Whatever the reason, the number of people moving to a new home has soared since the financial crisis of 2008. Second-stepper homes in many parts of England are still affordable especially if you are leaving behind a big city or the south east. Just in the last six months, around 174,700 homeowners moved home, this is a 9 % increase on last year’s figures
Andrew Mason, Lloyds Bank mortgage product director, has pointed out that higher house prices have allowed people to put more into their buying pot when searching for their next property. Although wage growth has not kept pace with rising house prices, the lump sum gained by selling your property especially if you have a low, or no mortgage payments, means you are able to invest in something you are really looking for, rather than having to buy for the sake of it.
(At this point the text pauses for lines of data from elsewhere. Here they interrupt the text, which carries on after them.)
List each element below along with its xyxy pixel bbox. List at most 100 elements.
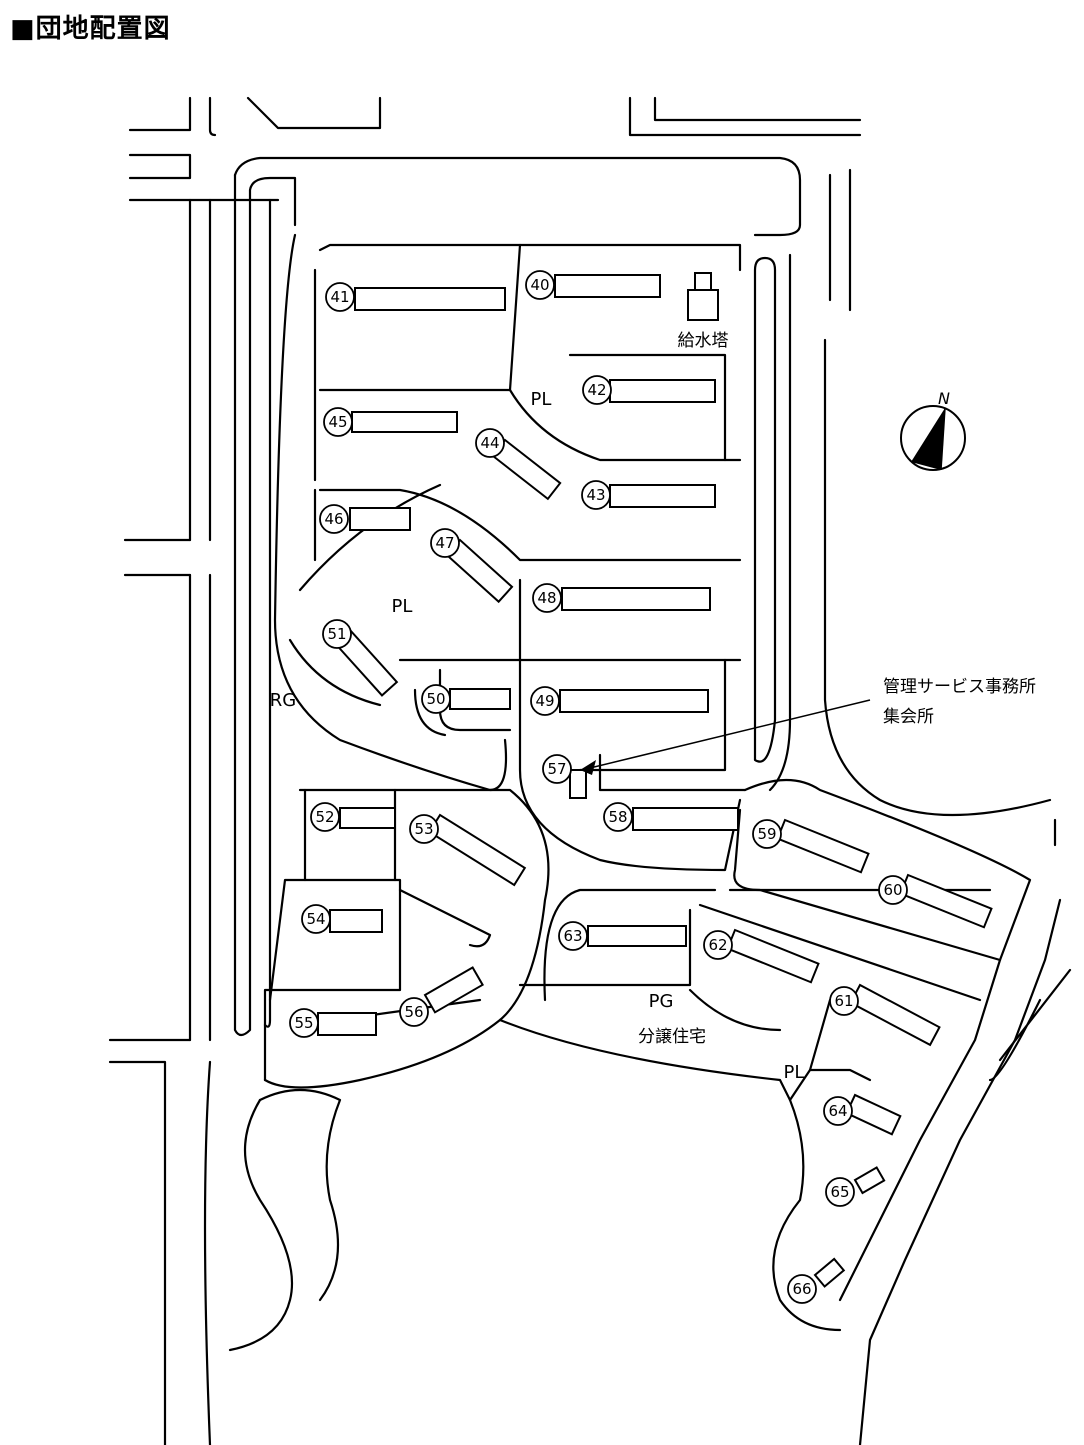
building-marker-circle bbox=[325, 282, 355, 312]
building-marker-circle bbox=[525, 270, 555, 300]
building-marker-circle bbox=[310, 802, 340, 832]
building-number: 65 bbox=[830, 1183, 849, 1201]
building-number: 58 bbox=[608, 808, 627, 826]
playlot-label-2: PL bbox=[392, 596, 413, 617]
building-number: 41 bbox=[330, 288, 349, 306]
building-number: 55 bbox=[294, 1014, 313, 1032]
building-62-footprint bbox=[726, 928, 820, 984]
building-marker-circle bbox=[530, 686, 560, 716]
building-64-footprint bbox=[845, 1093, 902, 1136]
building-number: 54 bbox=[306, 910, 325, 928]
building-52-footprint bbox=[339, 807, 396, 829]
building-marker-circle bbox=[289, 1008, 319, 1038]
meeting-hall-label: 集会所 bbox=[883, 707, 934, 727]
building-marker-circle bbox=[430, 528, 460, 558]
building-marker-circle bbox=[558, 921, 588, 951]
building-number: 42 bbox=[587, 381, 606, 399]
building-66-marker: 66 bbox=[787, 1274, 817, 1304]
pg-label: PG bbox=[649, 991, 674, 1012]
building-number: 60 bbox=[883, 881, 902, 899]
condo-label: 分譲住宅 bbox=[638, 1027, 706, 1047]
building-marker-circle bbox=[582, 375, 612, 405]
building-59-footprint bbox=[776, 818, 870, 874]
building-number: 46 bbox=[324, 510, 343, 528]
building-number: 47 bbox=[435, 534, 454, 552]
building-marker-circle bbox=[823, 1096, 853, 1126]
building-marker-circle bbox=[323, 407, 353, 437]
building-marker-circle bbox=[581, 480, 611, 510]
building-44-marker: 44 bbox=[475, 428, 505, 458]
building-54-footprint bbox=[329, 909, 383, 933]
building-number: 66 bbox=[792, 1280, 811, 1298]
water-tower-top bbox=[694, 272, 712, 291]
building-number: 48 bbox=[537, 589, 556, 607]
building-43-marker: 43 bbox=[581, 480, 611, 510]
playlot-label-1: PL bbox=[531, 389, 552, 410]
callout-arrow-icon bbox=[580, 760, 596, 775]
building-51-marker: 51 bbox=[322, 619, 352, 649]
map-title: ■団地配置図 bbox=[10, 14, 171, 44]
callout-line bbox=[589, 699, 871, 769]
building-marker-circle bbox=[475, 428, 505, 458]
management-office-label: 管理サービス事務所 bbox=[883, 677, 1036, 697]
building-65-marker: 65 bbox=[825, 1177, 855, 1207]
building-53-footprint bbox=[428, 813, 527, 887]
north-label: N bbox=[938, 389, 950, 408]
building-number: 50 bbox=[426, 690, 445, 708]
building-number: 52 bbox=[315, 808, 334, 826]
building-number: 63 bbox=[563, 927, 582, 945]
building-61-footprint bbox=[849, 983, 941, 1047]
building-marker-circle bbox=[752, 819, 782, 849]
building-56-marker: 56 bbox=[399, 997, 429, 1027]
building-40-marker: 40 bbox=[525, 270, 555, 300]
building-63-marker: 63 bbox=[558, 921, 588, 951]
building-62-marker: 62 bbox=[703, 930, 733, 960]
building-49-marker: 49 bbox=[530, 686, 560, 716]
building-number: 44 bbox=[480, 434, 499, 452]
road-network bbox=[108, 96, 1072, 1445]
building-53-marker: 53 bbox=[409, 814, 439, 844]
building-41-marker: 41 bbox=[325, 282, 355, 312]
building-marker-circle bbox=[409, 814, 439, 844]
north-arrow-icon: N bbox=[900, 389, 966, 471]
playlot-label-3: PL bbox=[784, 1062, 805, 1083]
building-marker-circle bbox=[878, 875, 908, 905]
building-47-marker: 47 bbox=[430, 528, 460, 558]
building-number: 59 bbox=[757, 825, 776, 843]
building-number: 64 bbox=[828, 1102, 847, 1120]
building-50-footprint bbox=[449, 688, 511, 710]
building-49-footprint bbox=[559, 689, 709, 713]
building-63-footprint bbox=[587, 925, 687, 947]
building-number: 61 bbox=[834, 992, 853, 1010]
building-marker-circle bbox=[542, 754, 572, 784]
building-40-footprint bbox=[554, 274, 661, 298]
building-45-footprint bbox=[351, 411, 458, 433]
building-number: 62 bbox=[708, 936, 727, 954]
building-60-marker: 60 bbox=[878, 875, 908, 905]
building-45-marker: 45 bbox=[323, 407, 353, 437]
building-marker-circle bbox=[322, 619, 352, 649]
building-64-marker: 64 bbox=[823, 1096, 853, 1126]
building-42-footprint bbox=[609, 379, 716, 403]
building-50-marker: 50 bbox=[421, 684, 451, 714]
building-46-footprint bbox=[349, 507, 411, 531]
rg-label: RG bbox=[270, 690, 296, 711]
building-46-marker: 46 bbox=[319, 504, 349, 534]
building-number: 51 bbox=[327, 625, 346, 643]
building-58-footprint bbox=[632, 807, 739, 831]
building-marker-circle bbox=[421, 684, 451, 714]
building-56-footprint bbox=[423, 966, 484, 1014]
building-61-marker: 61 bbox=[829, 986, 859, 1016]
building-43-footprint bbox=[609, 484, 716, 508]
building-marker-circle bbox=[399, 997, 429, 1027]
building-marker-circle bbox=[532, 583, 562, 613]
building-number: 45 bbox=[328, 413, 347, 431]
building-41-footprint bbox=[354, 287, 506, 311]
water-tower-shape bbox=[687, 289, 719, 321]
building-59-marker: 59 bbox=[752, 819, 782, 849]
building-number: 57 bbox=[547, 760, 566, 778]
building-42-marker: 42 bbox=[582, 375, 612, 405]
building-marker-circle bbox=[703, 930, 733, 960]
building-marker-circle bbox=[301, 904, 331, 934]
There have been 12% more buyers at the starter end of the property ladder during the first half of this year than the previous year, meaning some second steppers might have found it easier to sell their initial starter home, as there are more potential buyers searching.
Recently growth may have eased, as a result of stamp duty changes and the result of Brexit. But during the last 12 months, the average price paid for a home by someone stepping up has increased by 9 %, basically by £24,056 to £285,606.
Housing affordability for those moving up now requires 6.5 times earnings which compared with 7.3 in 2011; this seems to indicate that a move is more affordable now. Although it is rather more difficult in the London area at present, were the figures imply staying put.
In the South East, a stepper needs to find 9.4 times their wages; this is up from 8.7 in 2011. However, in Northern Ireland it is only 4.9 times someone’s wage, down from 6.2 in 2011. Ireland puts down the lowest deposits on average. However, home movers in London put the largest deposit towards the next home, around £192,133. Scotland and Wales show similar levels of decrease to Ireland in the wage/mortgage balance.